Inaugural Keys of Gold festival turns heads!

Castlemaine Double | Keys of Gold Festival | Bendigo Fine Music 

12 July, 2025 Castlemaine Uniting Church and Christ Church, Castlemaine, VIC

Bendigo Chamber Choir, Michael Bottomley (Director), Thomas Heywood (Organ)

There is nothing more exciting to a festival pass holder than someone announcing to the queue that the concert is sold out and there will be no sales at the door. 

In its first year, the Keys of Gold festival is the brainchild of organ superstar Thomas Heywood and includes 45 performers, 16 concerts in 11 venues with 11 different organs. And on this occasion the concert featured two different organs in two venues in the historic gold rush town of Castlemaine, about an hour north of Melbourne, or half an hour south of the gold rush capital, Bendigo. 

Featuring the Bendigo Chamber Choir, conducted and directed by Michael Bottomley, the concert started in the Castlemaine Uniting Church with a program of popular classics for choir and organ, including Haydn’s The heavens are telling, Fauré’s Cantique de Jean Racine, Mozart’s Ave verum corpus and the Laudate Dominum with Louise Clarke doing a lovely job in the solo role, rounded off by a rousing rendition of Handel’s Hallelujah Chorus

Part I of the program was balanced by Heywood’s fine accompaniments on the 1910 Fincham organ and his lovely selection of baroque music, Vivaldi transcribed by Bach, Handel transcribed by Best and a very cute, more recent work, by Pietro Yon, Humoresque ‘L’organo primitivo.’ It was all light and very entertaining. 

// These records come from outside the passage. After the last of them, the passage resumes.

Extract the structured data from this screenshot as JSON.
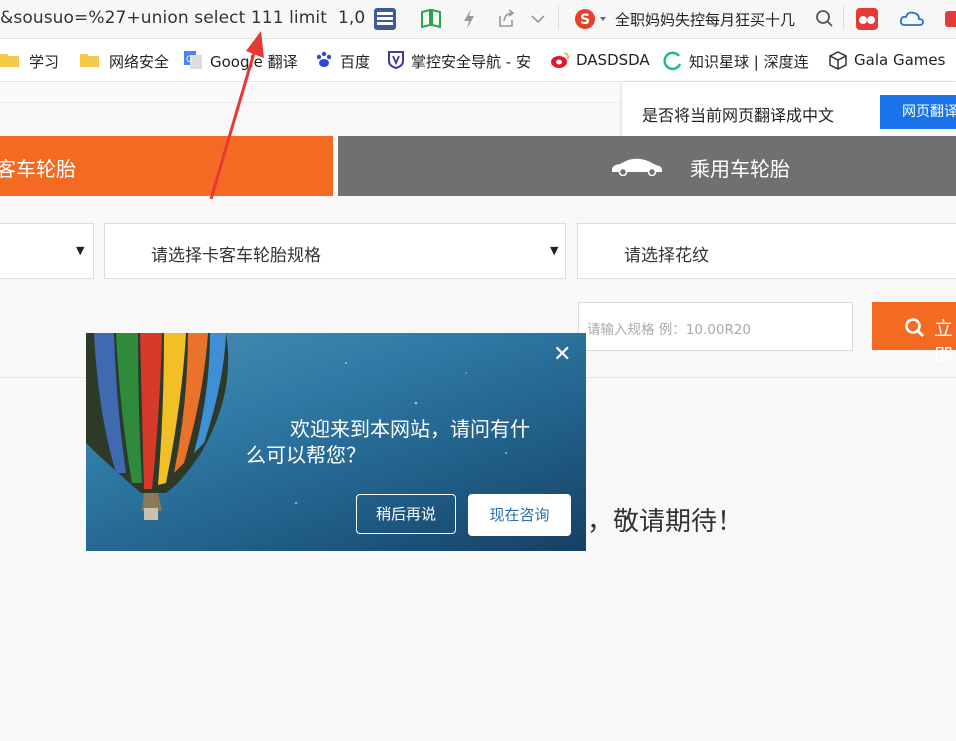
{
  "browser": {
    "url_text": "&sousuo=%27+union select 111 limit  1,0",
    "search_text": "全职妈妈失控每月狂买十几"
  },
  "bookmarks": [
    {
      "label": "学习"
    },
    {
      "label": "网络安全"
    },
    {
      "label": "Google 翻译"
    },
    {
      "label": "百度"
    },
    {
      "label": "掌控安全导航 - 安"
    },
    {
      "label": "DASDSDA"
    },
    {
      "label": "知识星球 | 深度连"
    },
    {
      "label": "Gala Games"
    }
  ],
  "translate_popup": {
    "prompt": "是否将当前网页翻译成中文",
    "button": "网页翻译"
  },
  "tabs": {
    "truck": "客车轮胎",
    "car": "乘用车轮胎"
  },
  "filters": {
    "select1_arrow": "▼",
    "spec_select": "请选择卡客车轮胎规格",
    "pattern_select": "请选择花纹"
  },
  "search": {
    "placeholder": "请输入规格 例：10.00R20",
    "button": "立即"
  },
  "notice": "，敬请期待！",
  "chat": {
    "close": "✕",
    "message_line1": "欢迎来到本网站，请问有什",
    "message_line2": "么可以帮您？",
    "later_button": "稍后再说",
    "consult_button": "现在咨询"
  },
  "colors": {
    "accent_orange": "#f46a23",
    "tab_gray": "#707070",
    "translate_blue": "#1a73e8",
    "annotation_red": "#e53935"
  }
}
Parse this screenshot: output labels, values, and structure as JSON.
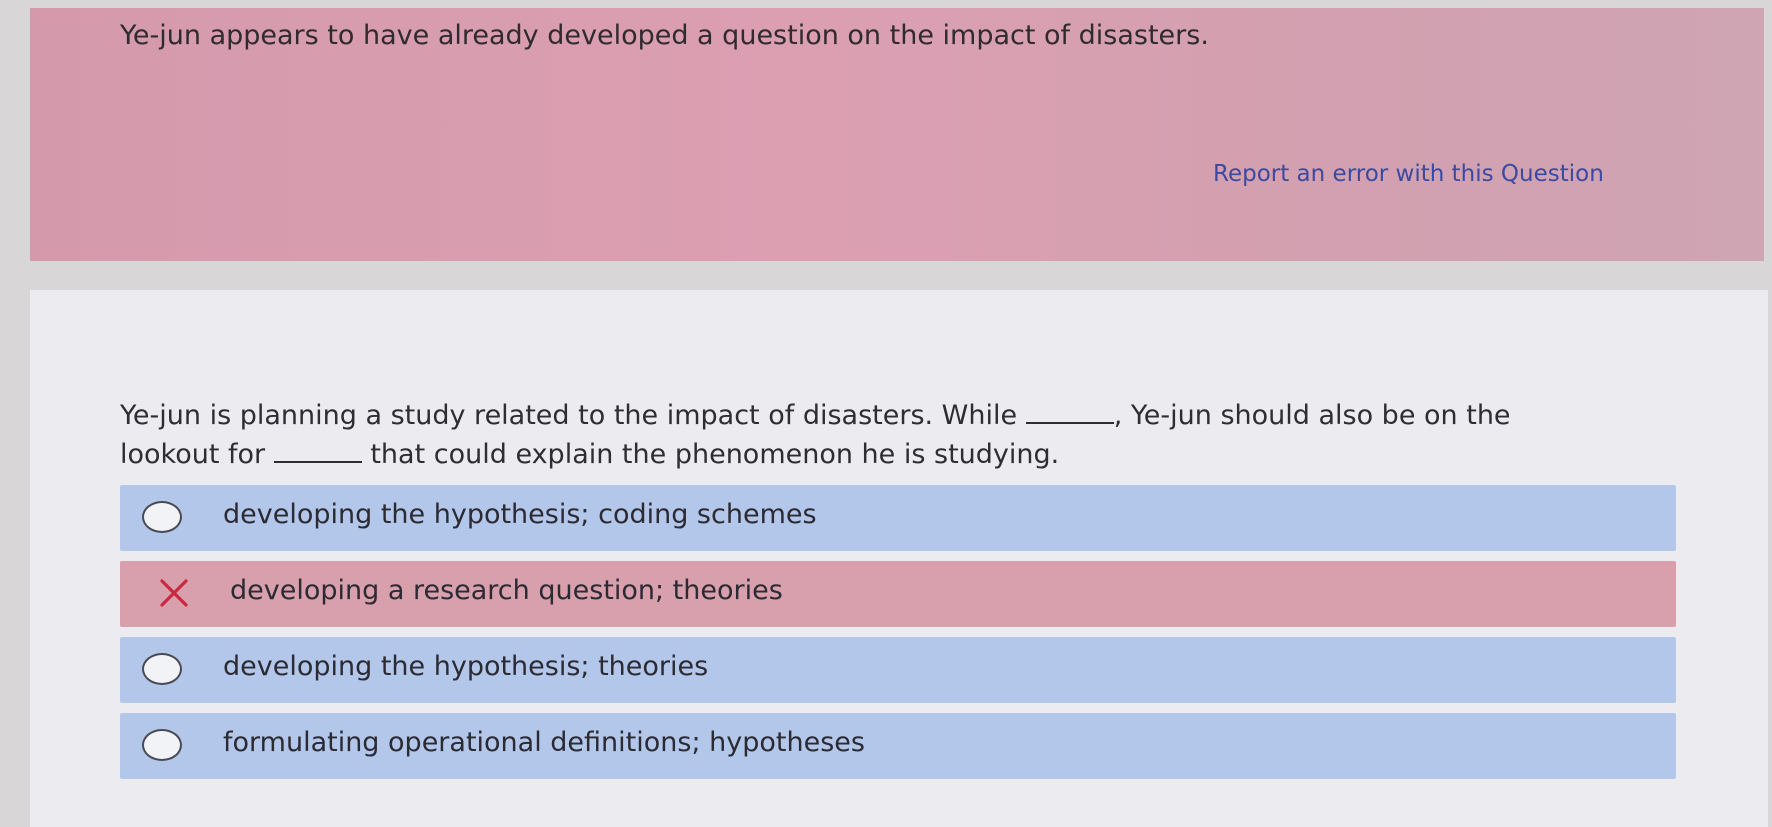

In contrast to the polite restraint of the first half, Part II, aptly titled ‘The Glory of France’ was held a short walk away at Christ Church, Castlemaine and delivered an entirely different experience with music by Guilmant, Langlais and Vierne. 

The very pretty 1888 Fincham organ certainly got a work out, both in the Grand Choeur in D mayor – Alla Handel by Guilmant and Louis Vierne’s Carillon de Westminster but also, along with the choir, in the Messe solennelle (1951) by Jean Langlais, five movements of the mass in an extraordinary setting driven as much by the shape of phrasing and wonderful interplay between the choral writing and, as described in the program notes, ‘vast organ outbursts.’ 

Together, Michael Bottomley and the Bendigo Chamber Choir with organ maestro Heywood – bringing cathedral vibes to the accompaniment – delivered an electric performance. The Messe solennellle is a challenging work, technically demanding, composed in a loose and advanced tonal style. 

Good thing the festival audience were also up to the challenge, judging from the gasps and turned heads and the way some audience members leapt to their feet at the end in appreciation. We were on the journey together. After all, what else are festivals for, and with 10 more concerts to go, there’s plenty more fine music on the way.